Señor Marcos rolled a thin cigarette between his fingers. He put it to his mouth, lit it with a large black lighter and took a long, hard drag on it. After keeping the smoke deep in his lungs for almost a minute, he blew out what was left, high into the air. “Do not worry. Your hotel bill is paid already. At least it is paid for two nights.” He took another long drag on the cigarette.

“I don’t understand. What do you mean?” Mary saw that the man had mistaken the look of worry on her face about Nick, for concern about how she was going to pay the bill. However, from what he had just said, it sounded as if the bill had been paid. Had Nick come back, paid it and gone off again?

“Don Paulo de Castile paid it,” Señor Marcos said, lowering his voice.
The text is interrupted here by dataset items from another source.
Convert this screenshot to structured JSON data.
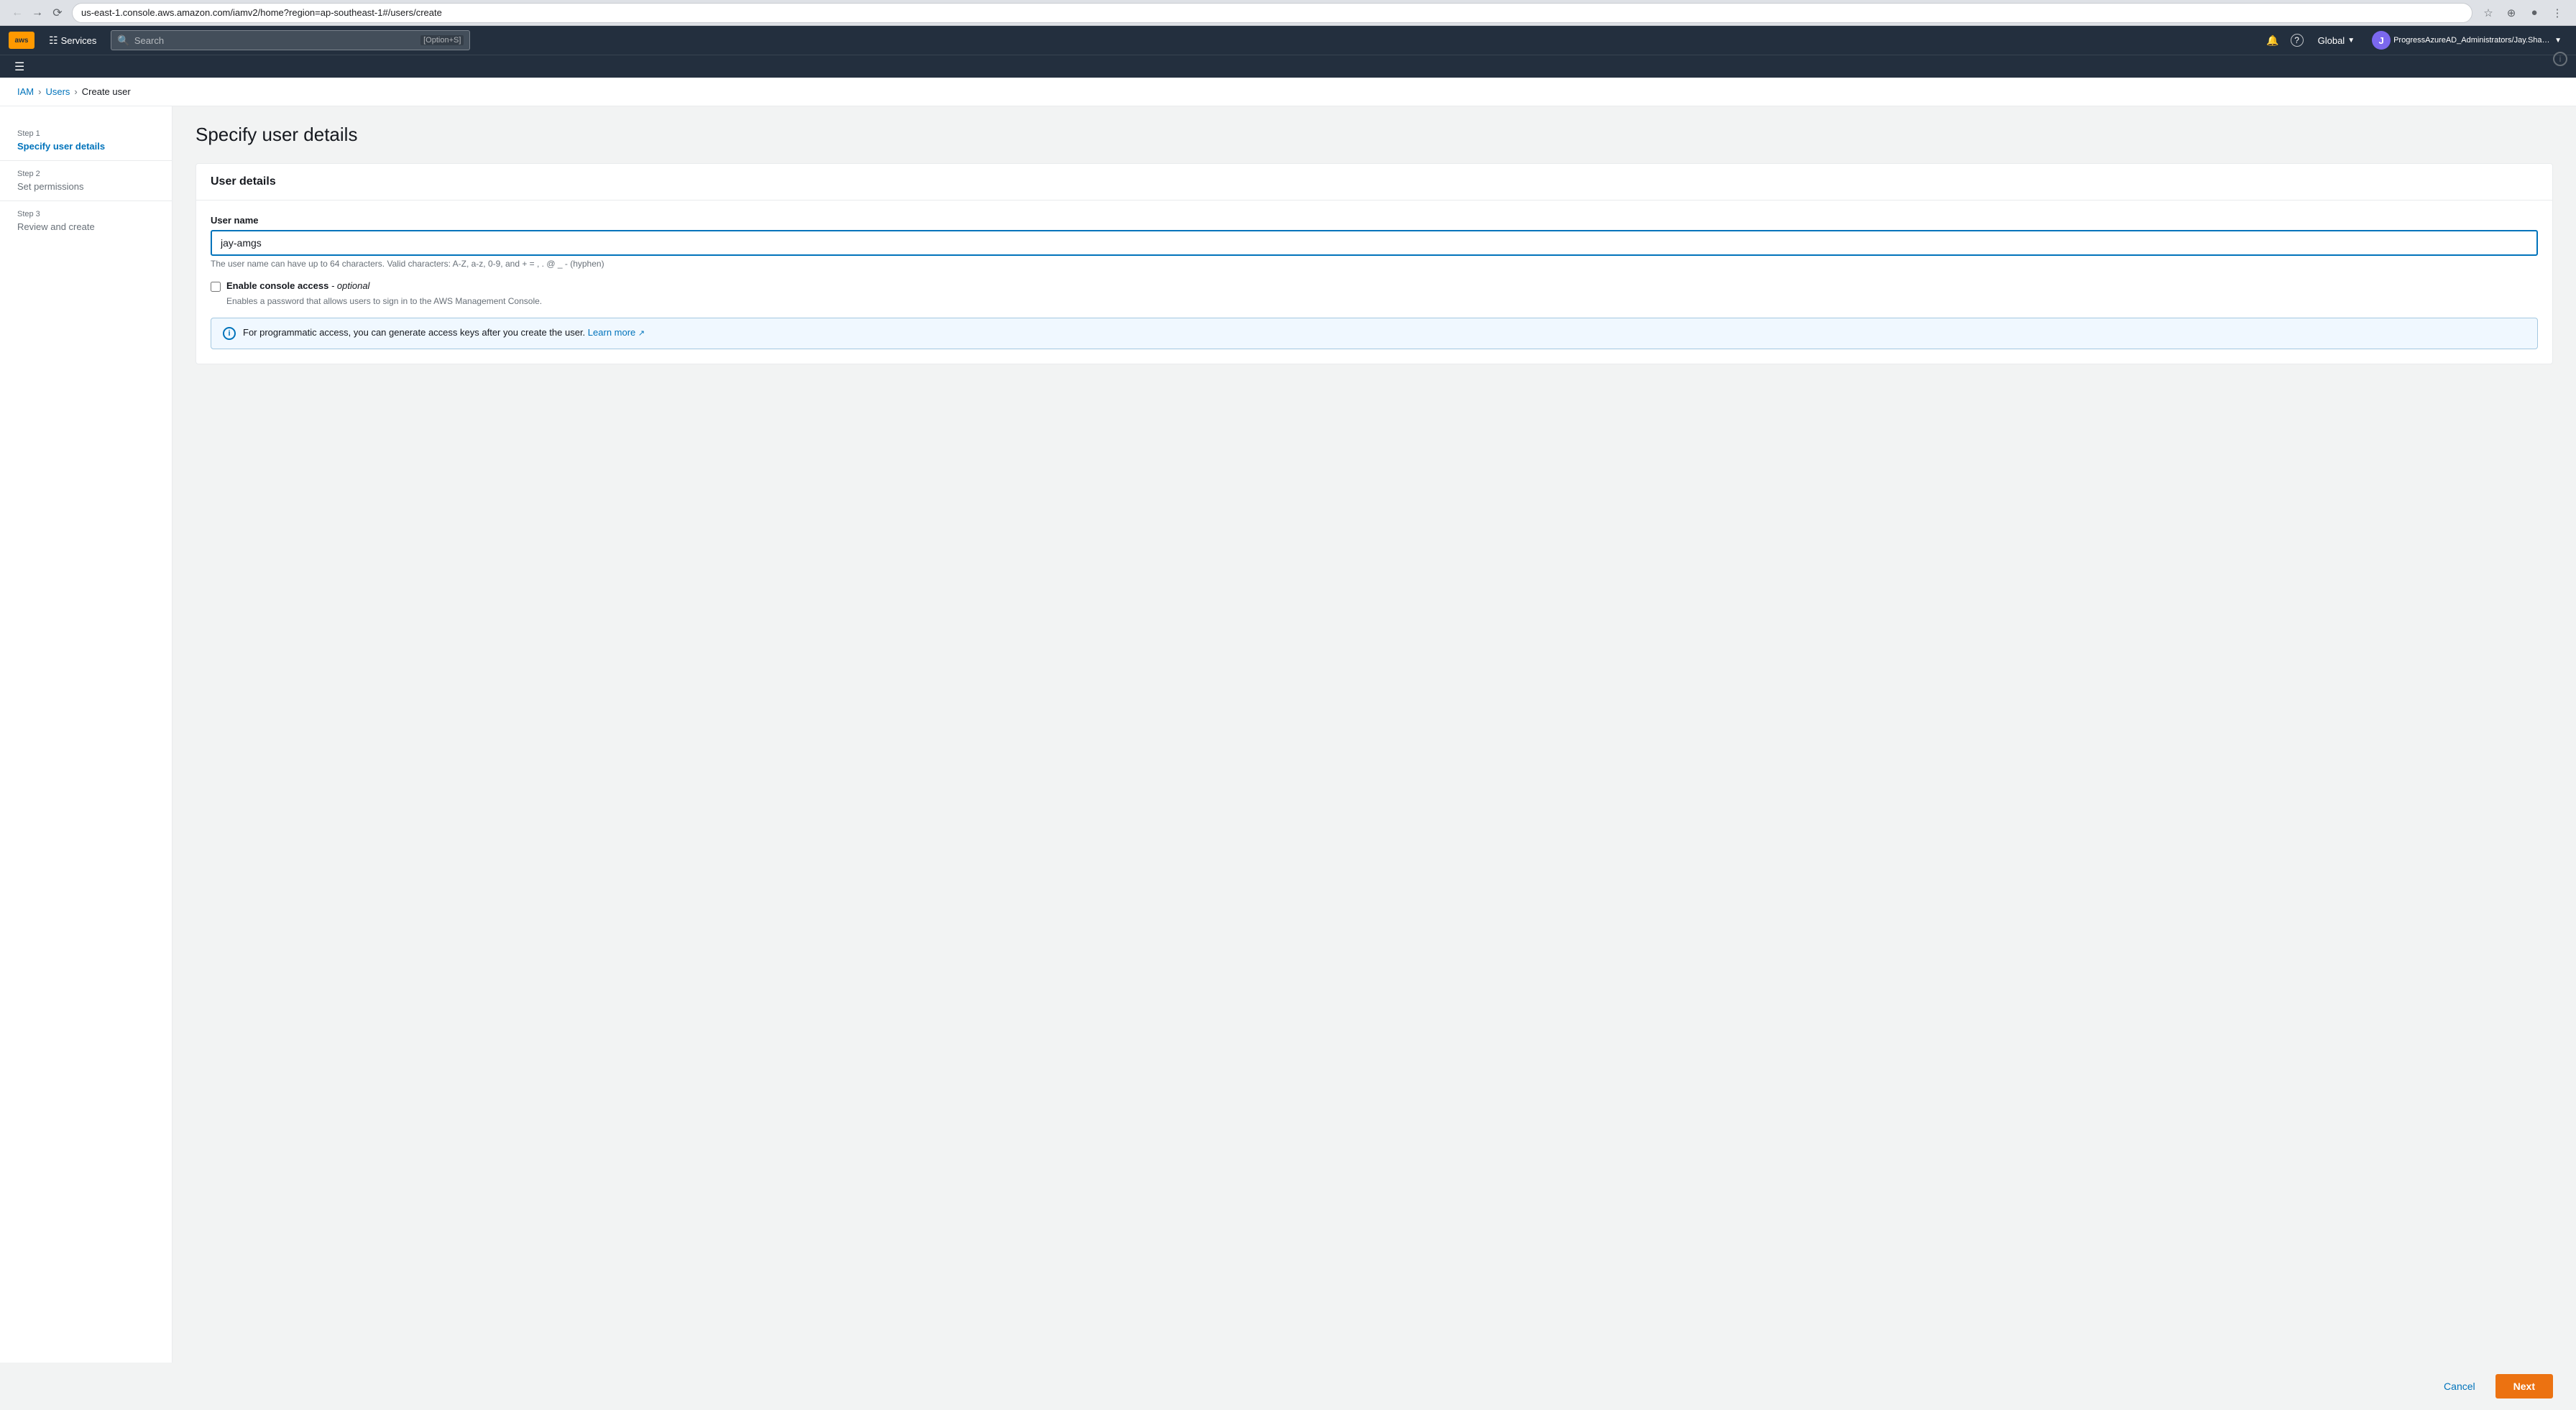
{
  "browser": {
    "url": "us-east-1.console.aws.amazon.com/iamv2/home?region=ap-southeast-1#/users/create",
    "back_title": "Back",
    "forward_title": "Forward",
    "refresh_title": "Refresh"
  },
  "topnav": {
    "services_label": "Services",
    "search_placeholder": "Search",
    "search_shortcut": "[Option+S]",
    "region_label": "Global",
    "account_label": "ProgressAzureAD_Administrators/Jay.Sharma@progress.com @ chef...",
    "user_initial": "J",
    "bell_icon": "🔔",
    "help_icon": "?",
    "grid_icon": "⊞"
  },
  "breadcrumb": {
    "items": [
      "IAM",
      "Users",
      "Create user"
    ]
  },
  "sidebar": {
    "steps": [
      {
        "number": "Step 1",
        "title": "Specify user details",
        "state": "active"
      },
      {
        "number": "Step 2",
        "title": "Set permissions",
        "state": "inactive"
      },
      {
        "number": "Step 3",
        "title": "Review and create",
        "state": "inactive"
      }
    ]
  },
  "page": {
    "title": "Specify user details",
    "card_title": "User details",
    "username_label": "User name",
    "username_value": "jay-amgs",
    "username_hint": "The user name can have up to 64 characters. Valid characters: A-Z, a-z, 0-9, and + = , . @ _ - (hyphen)",
    "console_access_label": "Enable console access",
    "console_access_optional": " - optional",
    "console_access_description": "Enables a password that allows users to sign in to the AWS Management Console.",
    "info_text": "For programmatic access, you can generate access keys after you create the user.",
    "learn_more_label": "Learn more",
    "cancel_label": "Cancel",
    "next_label": "Next"
  }
}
It reminded Mary of the way people speak in hushed tones when they are in a church, whether they are religious or not. “He is in the bar, waiting for you.” Señor Marcos pointed to the hotel’s poor excuse for a bar to the left of the lobby.

Mary peered inside. She saw a tall man standing by the bar. He was alone and drinking what looked like brandy. He had short black hair, a heavy jaw and large dark eyes. Under his left eye, Mary could see a deep, pale scar which was made all the more noticeable by the bronzed colour of his skin. Mary felt that she had seen him somewhere before. He turned and looked directly at her and smiled. Mary froze. She remembered why he looked familiar. He had been one of the men who sat with Nick playing cards in the bar across the square the night before. However, despite the scar, he didn’t seem to be like the other local bandits who had been there.

Firstly, he didn’t dress like them. Instead of the dirty jeans and sweat-strained shirts, he wore a clean white shirt and, despite the heat, a dark jacket over it. Secondly, last night he hadn’t acted like them. Instead of yelling and chewing tobacco, he remained quiet and composed. He had asked Mary to come and sit down with them. She had felt so strongly attracted to him that rather than say yes, she had felt the need to walk away and leave the bar, which was why she had left early and returned to the hotel on her own. He didn’t have the boyish good looks that Nick did, with his pale blue eyes, soft blond hair and cheeky smile. Instead, this man had a powerful, dark strength to him that seemed to dangerously pull her in. And now, here he was again, looking at her.